In a notable shift within the institutional crypto landscape, Standard Chartered’s global head of digital assets research, Geoffrey Kendrick, has declared that Ethereum treasury companies are now “very investable”—arguably a better opportunity than U.S. spot Ethereum ETFs. Analysts point to normalized net asset value (NAV) multiples and yield-generating capabilities that ETFs simply cannot match. This marks an important milestone in how market participants view ether exposure.
Introduction
As interest in Ethereum grows, publicly traded companies holding ETH on their balance sheets are gaining traction. These firms—like BitMine Immersion and SharpLink Gaming—are offering investors a hybrid exposure: appreciation in ether’s price plus staking and DeFi returns. Standard Chartered’s recent analysis suggests these treasury companies now offer a clearer path to long-term upside compared to passive spot ETH ETFs.
NAV Multiples Normalizing Reflect Deeper Value
NAV multiples—calculated as company market capitalization divided by the ETH value they hold—initially soared above fair value early in the year. However, Kendrick notes these multiples have now stabilized around 1.0, indicating that the firms trade close to the net asset value of their ETH holdings. He does not perceive a strong reason for these multiples to drop below 1.0 since these companies have some regulatory flexibility and the ability to make yield with staking and decentralized finance. This normalization conveys the right signals to investors, and puts treasury companies in a place of less speculation and more fundamental.
Treasury Firms Matching ETF Demand, But With Extra Yield
Since early June, Ethereum treasury companies and U.S. spot ETH ETFs have each acquired approximately 1.6% of the total ether in circulation, demonstrating similar buying momentum. Yet, unlike spot ETFs—which currently cannot stake ETH or participate in DeFi—treasury firms capitalize on both staking rewards (around 3–4 %) and yield generated through decentralized protocols. This dual-exposure approach offers investors an active component (yield generation) alongside core price exposure.
Who’s Leading the Charge: Key Firms in Focus
Publicly traded BitMine Immersion Technologies brings the most ETH to market with over 625,000 ETH (worth $2–3 billion) and set its goal to achieve 5% of total ETH supply. SharpLink Gaming, which is backed by Consensys and co founder Joseph Lubin, owns more than 438,000 ETH, and, with its recent purchases, brings its NAV multiple back to just above 1.0—making it a benchmark in the sector. Other emerging companies such as The Ether Machine, GameSquare Holdings, and BTCS are also scaling their ETH stockpiles aggressively—reflecting broad institutional interest in ETH.
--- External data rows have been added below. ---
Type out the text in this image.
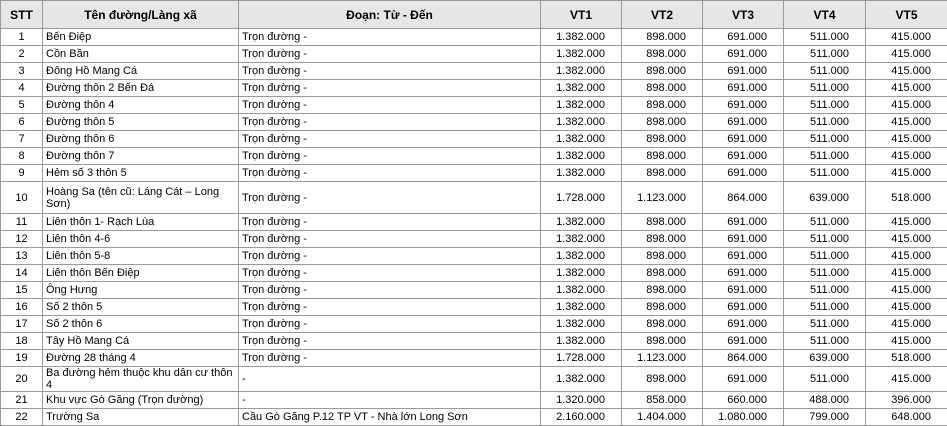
STT	Tên đường/Làng xã	Đoạn: Từ - Đến	VT1	VT2	VT3	VT4	VT5
1	Bến Điệp	Trọn đường -	1.382.000	898.000	691.000	511.000	415.000
2	Cồn Bần	Trọn đường -	1.382.000	898.000	691.000	511.000	415.000
3	Đông Hồ Mang Cá	Trọn đường -	1.382.000	898.000	691.000	511.000	415.000
4	Đường thôn 2 Bến Đá	Trọn đường -	1.382.000	898.000	691.000	511.000	415.000
5	Đường thôn 4	Trọn đường -	1.382.000	898.000	691.000	511.000	415.000
6	Đường thôn 5	Trọn đường -	1.382.000	898.000	691.000	511.000	415.000
7	Đường thôn 6	Trọn đường -	1.382.000	898.000	691.000	511.000	415.000
8	Đường thôn 7	Trọn đường -	1.382.000	898.000	691.000	511.000	415.000
9	Hẻm số 3 thôn 5	Trọn đường -	1.382.000	898.000	691.000	511.000	415.000
10	Hoàng Sa (tên cũ: Láng Cát – Long Sơn)	Trọn đường -	1.728.000	1.123.000	864.000	639.000	518.000
11	Liên thôn 1- Rạch Lùa	Trọn đường -	1.382.000	898.000	691.000	511.000	415.000
12	Liên thôn 4-6	Trọn đường -	1.382.000	898.000	691.000	511.000	415.000
13	Liên thôn 5-8	Trọn đường -	1.382.000	898.000	691.000	511.000	415.000
14	Liên thôn Bến Điệp	Trọn đường -	1.382.000	898.000	691.000	511.000	415.000
15	Ông Hưng	Trọn đường -	1.382.000	898.000	691.000	511.000	415.000
16	Số 2 thôn 5	Trọn đường -	1.382.000	898.000	691.000	511.000	415.000
17	Số 2 thôn 6	Trọn đường -	1.382.000	898.000	691.000	511.000	415.000
18	Tây Hồ Mang Cá	Trọn đường -	1.382.000	898.000	691.000	511.000	415.000
19	Đường 28 tháng 4	Trọn đường -	1.728.000	1.123.000	864.000	639.000	518.000
20	Ba đường hẻm thuộc khu dân cư thôn 4	-	1.382.000	898.000	691.000	511.000	415.000
21	Khu vực Gò Găng (Trọn đường)	-	1.320.000	858.000	660.000	488.000	396.000
22	Trường Sa	Cầu Gò Găng P.12 TP VT - Nhà lớn Long Sơn	2.160.000	1.404.000	1.080.000	799.000	648.000
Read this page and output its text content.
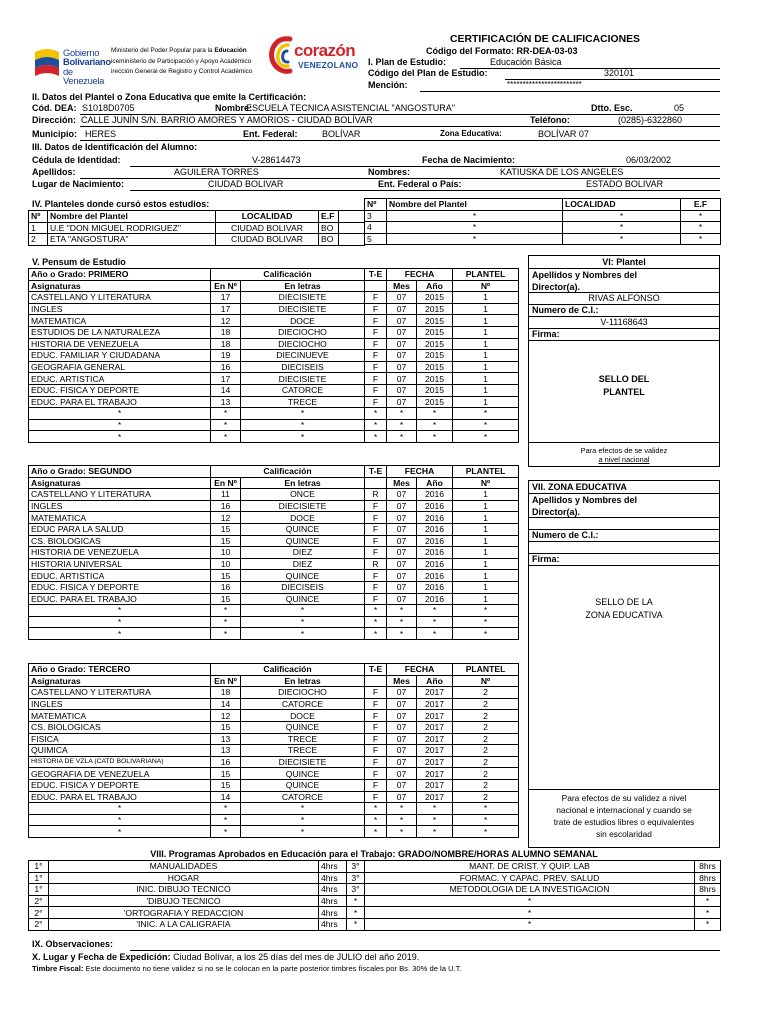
Gobierno
Bolivariano
de Venezuela
Ministerio del Poder Popular para la Educación
iceministerio de Participación y Apoyo Académico
irección General de Registro y Control Académico
corazón
VENEZOLANO
CERTIFICACIÓN DE CALIFICACIONES
Código del Formato: RR-DEA-03-03
I. Plan de Estudio:	Educación Básica
Código del Plan de Estudio:	320101
Mención:	************************
II. Datos del Plantel o Zona Educativa que emite la Certificación:
Cód. DEA: S1018D0705	Nombre:
ESCUELA TECNICA ASISTENCIAL "ANGOSTURA"	Dtto. Esc.	05
Dirección: CALLE JUNÍN S/N. BARRIO AMORES Y AMORIOS - CIUDAD BOLÍVAR	Teléfono:	(0285)-6322860
Municipio: HERES	Ent. Federal:	BOLÍVAR	Zona Educativa:	BOLÍVAR 07
III. Datos de Identificación del Alumno:
Cédula de Identidad:	V-28614473	Fecha de Nacimiento:	06/03/2002
Apellidos:	AGUILERA TORRES	Nombres:	KATIUSKA DE LOS ANGELES
Lugar de Nacimiento:	CIUDAD BOLIVAR	Ent. Federal o País:	ESTADO BOLIVAR
IV. Planteles donde cursó estos estudios:
Nº	Nombre del Plantel	LOCALIDAD	E.F	
1	U.E "DON MIGUEL RODRIGUEZ"	CIUDAD BOLIVAR	BO	
2	ETA "ANGOSTURA"	CIUDAD BOLIVAR	BO	
Nº	Nombre del Plantel	LOCALIDAD	E.F
3	*	*	*
4	*	*	*
5	*	*	*
V. Pensum de Estudio
Año o Grado: PRIMERO	Calificación		T-E	FECHA		PLANTEL
Asignaturas	En Nº	En letras		Mes	Año	Nº
CASTELLANO Y LITERATURA	17	DIECISIETE	F	07	2015	1
INGLES	17	DIECISIETE	F	07	2015	1
MATEMATICA	12	DOCE	F	07	2015	1
ESTUDIOS DE LA NATURALEZA	18	DIECIOCHO	F	07	2015	1
HISTORIA DE VENEZUELA	18	DIECIOCHO	F	07	2015	1
EDUC. FAMILIAR Y CIUDADANA	19	DIECINUEVE	F	07	2015	1
GEOGRAFIA GENERAL	16	DIECISEIS	F	07	2015	1
EDUC. ARTISTICA	17	DIECISIETE	F	07	2015	1
EDUC. FISICA Y DEPORTE	14	CATORCE	F	07	2015	1
EDUC. PARA EL TRABAJO	13	TRECE	F	07	2015	1
*	*	*	*	*	*	*
*	*	*	*	*	*	*
*	*	*	*	*	*	*
Año o Grado: SEGUNDO	Calificación		T-E	FECHA		PLANTEL
Asignaturas	En Nº	En letras		Mes	Año	Nº
CASTELLANO Y LITERATURA	11	ONCE	R	07	2016	1
INGLES	16	DIECISIETE	F	07	2016	1
MATEMATICA	12	DOCE	F	07	2016	1
EDUC PARA LA SALUD	15	QUINCE	F	07	2016	1
CS. BIOLOGICAS	15	QUINCE	F	07	2016	1
HISTORIA DE VENEZUELA	10	DIEZ	F	07	2016	1
HISTORIA UNIVERSAL	10	DIEZ	R	07	2016	1
EDUC. ARTISTICA	15	QUINCE	F	07	2016	1
EDUC. FISICA Y DEPORTE	16	DIECISEIS	F	07	2016	1
EDUC. PARA EL TRABAJO	15	QUINCE	F	07	2016	1
*	*	*	*	*	*	*
*	*	*	*	*	*	*
*	*	*	*	*	*	*
Año o Grado: TERCERO	Calificación		T-E	FECHA		PLANTEL
Asignaturas	En Nº	En letras		Mes	Año	Nº
CASTELLANO Y LITERATURA	18	DIECIOCHO	F	07	2017	2
INGLES	14	CATORCE	F	07	2017	2
MATEMATICA	12	DOCE	F	07	2017	2
CS. BIOLOGICAS	15	QUINCE	F	07	2017	2
FISICA	13	TRECE	F	07	2017	2
QUIMICA	13	TRECE	F	07	2017	2
HISTORIA DE VZLA (CATD BOLIVARIANA)	16	DIECISIETE	F	07	2017	2
GEOGRAFIA DE VENEZUELA	15	QUINCE	F	07	2017	2
EDUC. FISICA Y DEPORTE	15	QUINCE	F	07	2017	2
EDUC. PARA EL TRABAJO	14	CATORCE	F	07	2017	2
*	*	*	*	*	*	*
*	*	*	*	*	*	*
*	*	*	*	*	*	*
VI: Plantel
Apellidos y Nombres del
Director(a).
RIVAS ALFONSO
Numero de C.I.:
V-11168643
Firma:
SELLO DEL
PLANTEL
Para efectos de se validez
a nivel nacional
VII. ZONA EDUCATIVA
Apellidos y Nombres del
Director(a).
Numero de C.I.:
Firma:
SELLO DE LA
ZONA EDUCATIVA
Para efectos de su validez a nivel
nacional e internacional y cuando se
trate de estudios libres o equivalentes
sin escolaridad
VIII. Programas Aprobados en Educación para el Trabajo: GRADO/NOMBRE/HORAS ALUMNO SEMANAL
1°	MANUALIDADES	4hrs	3°	MANT. DE CRIST. Y QUIP. LAB	8hrs
1°	HOGAR	4hrs	3°	FORMAC. Y CAPAC. PREV. SALUD	8hrs
1°	INIC. DIBUJO TECNICO	4hrs	3°	METODOLOGIA DE LA INVESTIGACION	8hrs
2°	'DIBUJO TECNICO	4hrs	*	*	*
2°	'ORTOGRAFIA Y REDACCION	4hrs	*	*	*
2°	'INIC. A LA CALIGRAFIA	4hrs	*	*	*
IX. Observaciones:
X. Lugar y Fecha de Expedición: Ciudad Bolívar, a los 25 días del mes de JULIO del año 2019.
Timbre Fiscal: Este documento no tiene validez si no se le colocan en la parte posterior timbres fiscales por Bs. 30% de la U.T.
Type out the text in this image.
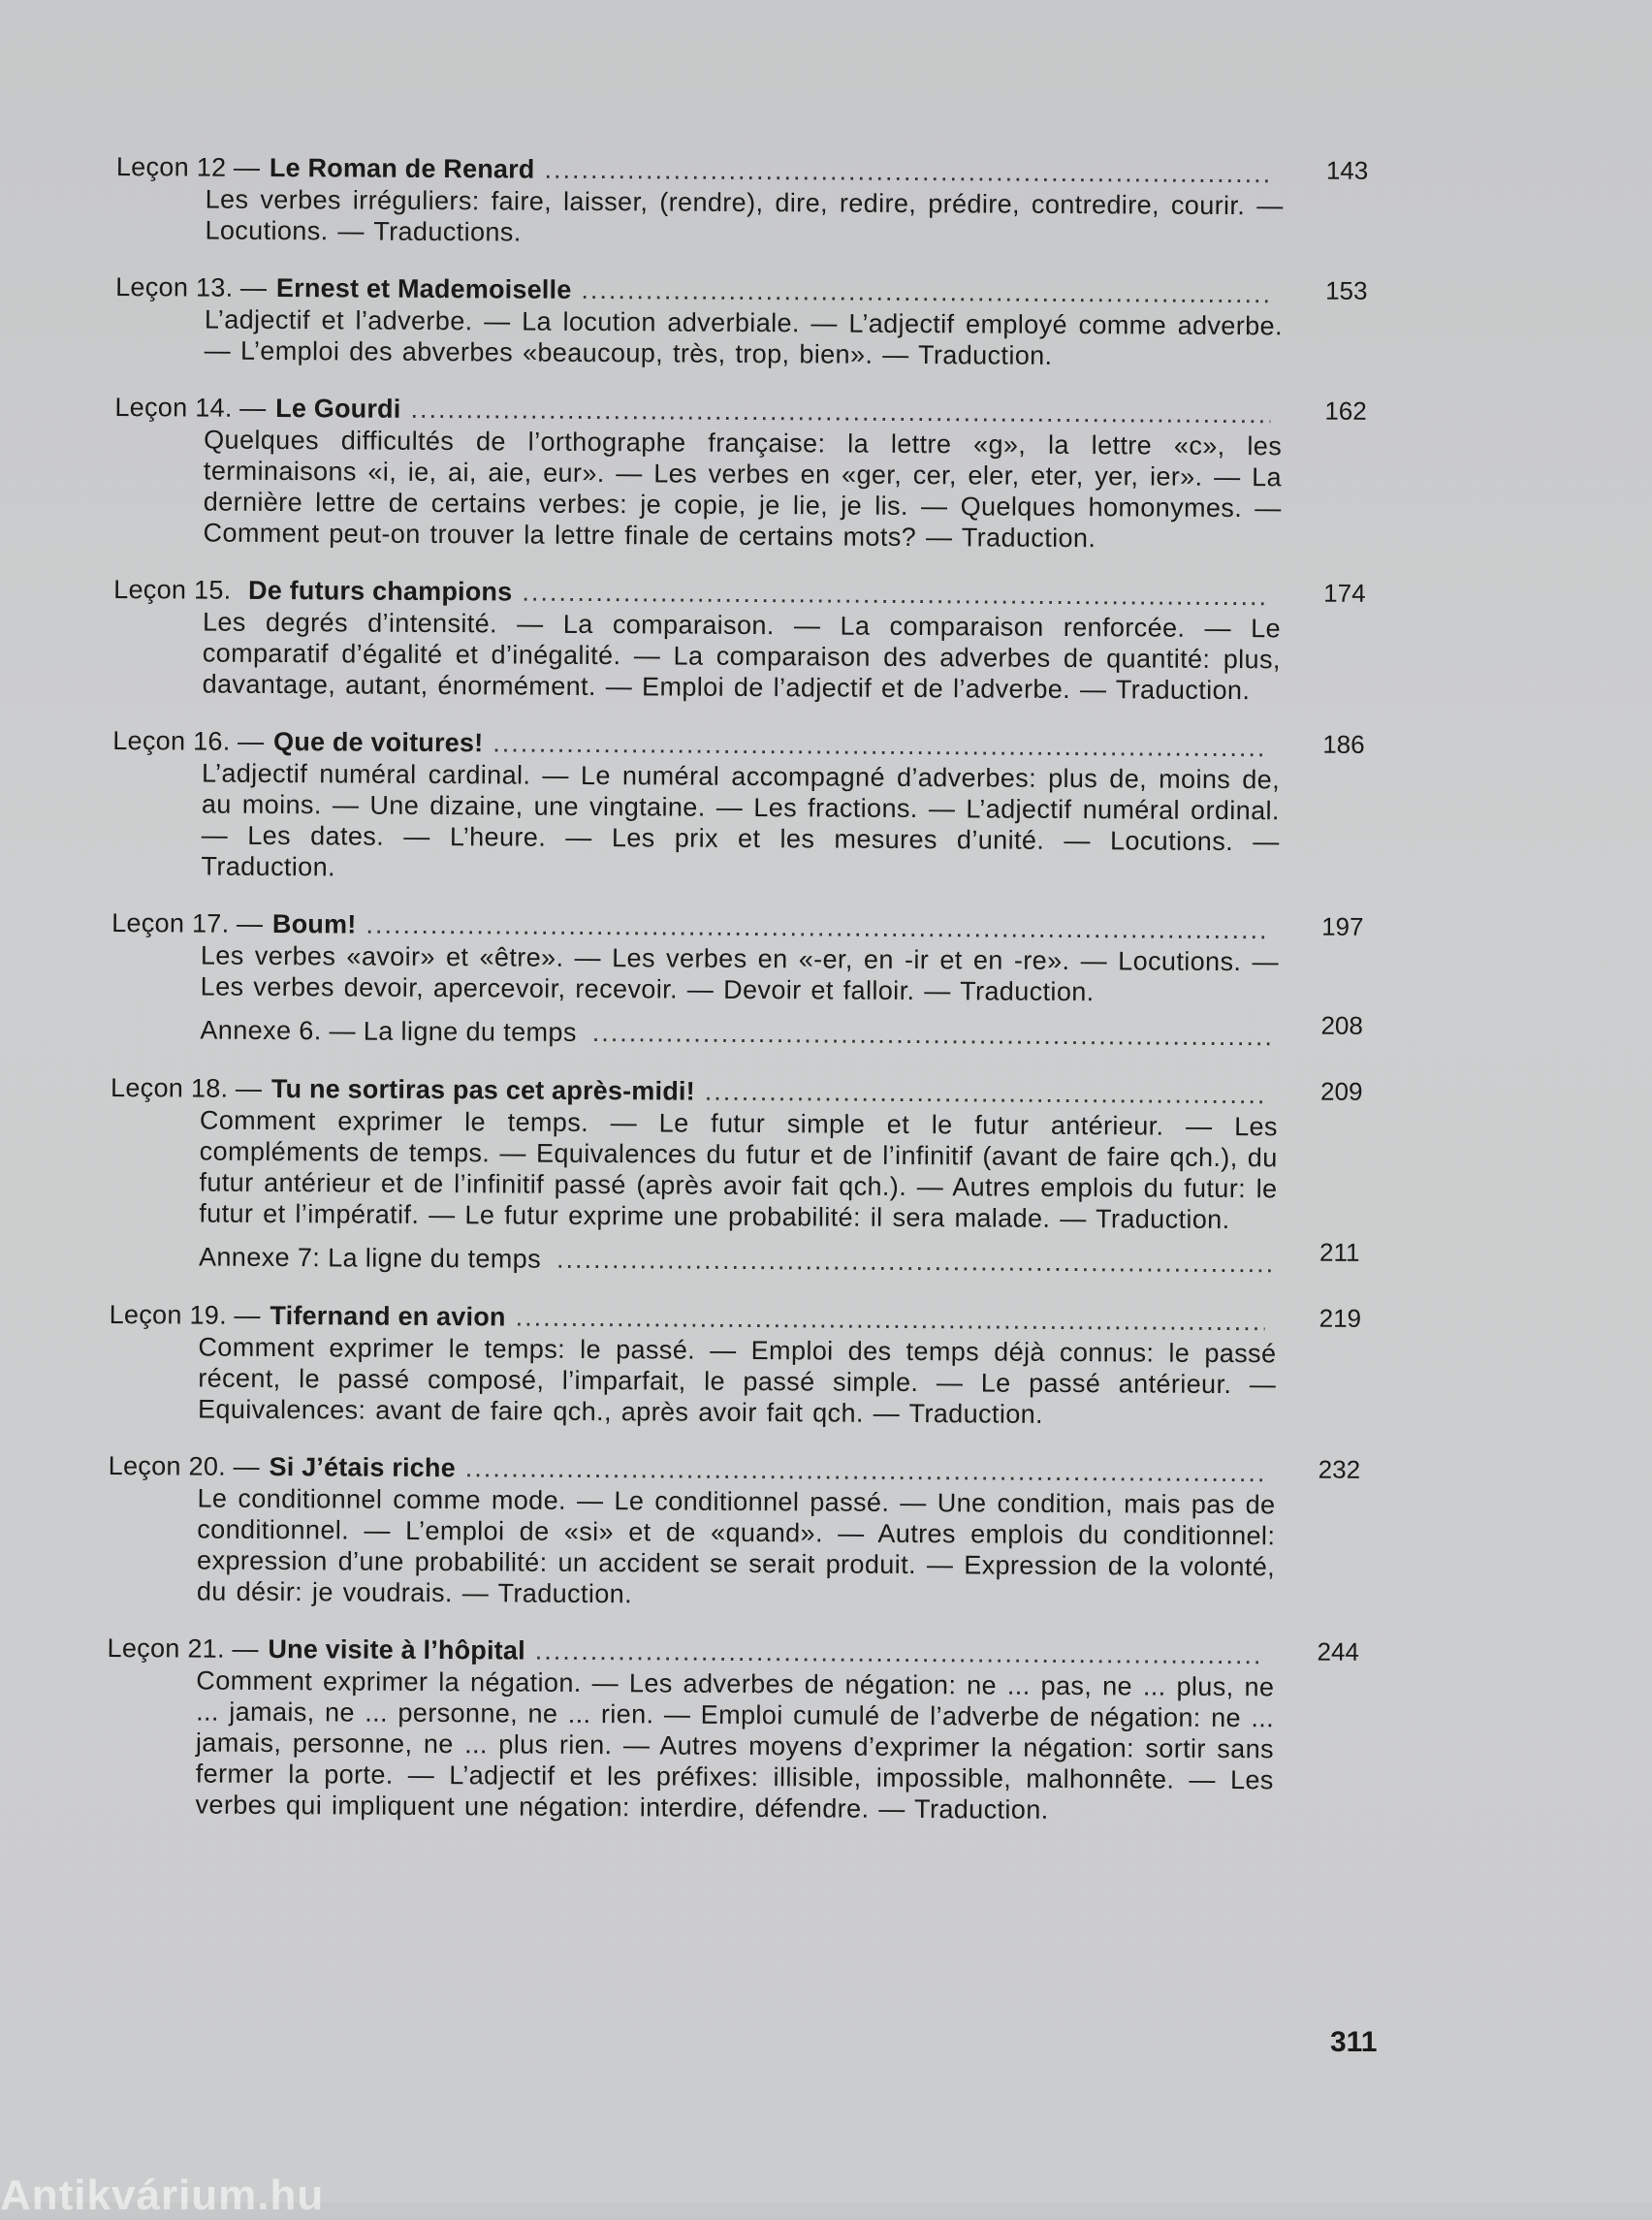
Leçon 12 — Le Roman de Renard .....	143
Les verbes irréguliers: faire, laisser, (rendre), dire, redire, prédire, contredire, courir. — Locutions. — Traductions.
Leçon 13. — Ernest et Mademoiselle .....	153
L’adjectif et l’adverbe. — La locution adverbiale. — L’adjectif employé comme adverbe. — L’emploi des abverbes «beaucoup, très, trop, bien». — Traduction.
Leçon 14. — Le Gourdi .....	162
Quelques difficultés de l’orthographe française: la lettre «g», la lettre «c», les terminaisons «i, ie, ai, aie, eur». — Les verbes en «ger, cer, eler, eter, yer, ier». — La dernière lettre de certains verbes: je copie, je lie, je lis. — Quelques homonymes. — Comment peut-on trouver la lettre finale de certains mots? — Traduction.
Leçon 15.
De futurs champions .....	174
Les degrés d’intensité. — La comparaison. — La comparaison renforcée. — Le comparatif d’égalité et d’inégalité. — La comparaison des adverbes de quantité: plus, davantage, autant, énormément. — Emploi de l’adjectif et de l’adverbe. — Traduction.
Leçon 16. — Que de voitures! .....	186
L’adjectif numéral cardinal. — Le numéral accompagné d’adverbes: plus de, moins de, au moins. — Une dizaine, une vingtaine. — Les fractions. — L’adjectif numéral ordinal. — Les dates. — L’heure. — Les prix et les mesures d’unité. — Locutions. — Traduction.
Leçon 17. — Boum! .....	197
Les verbes «avoir» et «être». — Les verbes en «-er, en -ir et en -re». — Locutions. — Les verbes devoir, apercevoir, recevoir. — Devoir et falloir. — Traduction.
Annexe 6. — La ligne du temps .....	208
Leçon 18. — Tu ne sortiras pas cet après-midi! .....	209
Comment exprimer le temps. — Le futur simple et le futur antérieur. — Les compléments de temps. — Equivalences du futur et de l’infinitif (avant de faire qch.), du futur antérieur et de l’infinitif passé (après avoir fait qch.). — Autres emplois du futur: le futur et l’impératif. — Le futur exprime une probabilité: il sera malade. — Traduction.
Annexe 7: La ligne du temps .....	211
Leçon 19. — Tifernand en avion .....	219
Comment exprimer le temps: le passé. — Emploi des temps déjà connus: le passé récent, le passé composé, l’imparfait, le passé simple. — Le passé antérieur. — Equivalences: avant de faire qch., après avoir fait qch. — Traduction.
Leçon 20. — Si J’étais riche .....	232
Le conditionnel comme mode. — Le conditionnel passé. — Une condition, mais pas de conditionnel. — L’emploi de «si» et de «quand». — Autres emplois du conditionnel: expression d’une probabilité: un accident se serait produit. — Expression de la volonté, du désir: je voudrais. — Traduction.
Leçon 21. — Une visite à l’hôpital .....	244
Comment exprimer la négation. — Les adverbes de négation: ne ... pas, ne ... plus, ne ... jamais, ne ... personne, ne ... rien. — Emploi cumulé de l’adverbe de négation: ne ... jamais, personne, ne ... plus rien. — Autres moyens d’exprimer la négation: sortir sans fermer la porte. — L’adjectif et les préfixes: illisible, impossible, malhonnête. — Les verbes qui impliquent une négation: interdire, défendre. — Traduction.
311
Antikvárium.hu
Weighing the Upside Against the Risks
On the plus side, treasury firms are able to offer ETH price exposure and generate yield through both staking and DeFi activities – which are sacrifices the US spot ETFs do not have to offer. Corporate structures within treasury firms interested in these areas may also be attractive from a regulatory arbitrage standpoint, as they may provide access to regulated vehicles in otherwise uninhibited jurisdictions. At the same time, however, there are inherent risks involved: staking has lock-up periods and exit queues while using DeFi protocols places exposure to unpredictable smart contract risk. Bernstein analysts also said these factors should provide disciplined limits typically only moderate exposure – to an either unlikely or untenable risk for capital allocation purposes.
What Comes Next: Future Catalysts and Outlook
SharpLink Gaming, supported by Consensys and co founder Joseph Lubin, owns over 438,000 ETH, with recent purchases pushing its NAV multiple back to just above 1.0—representing a threshold standard in the sector. Other growing entities such as The Ether Machine, GameSquare Holdings, and BTCS, and materially expanding ETH balances, signal widespread institutional solid interest. As this field matures, fewer new entrants may emerge, but established players are expected to consolidate dominance as institutional investors seek regulated yet productive digital asset exposure.
Conclusion
For investors who want ether appreciation in addition to an ongoing yield, public Ethereum treasury companies now present a unique opportunity. The NAV multiples are almost 1; they generate yield through staking, gain DeFi access, and have a capital structure that provides regulatory efficiencies. These companies are a differentiated option compared to U.S.-listed spot ETH ETFs. Although they still have smart contract and liquidity risks, their position in the crypto ecosystem is now better than ever—becoming an institutional asset class, and marking another phase of institutional crypto adoption.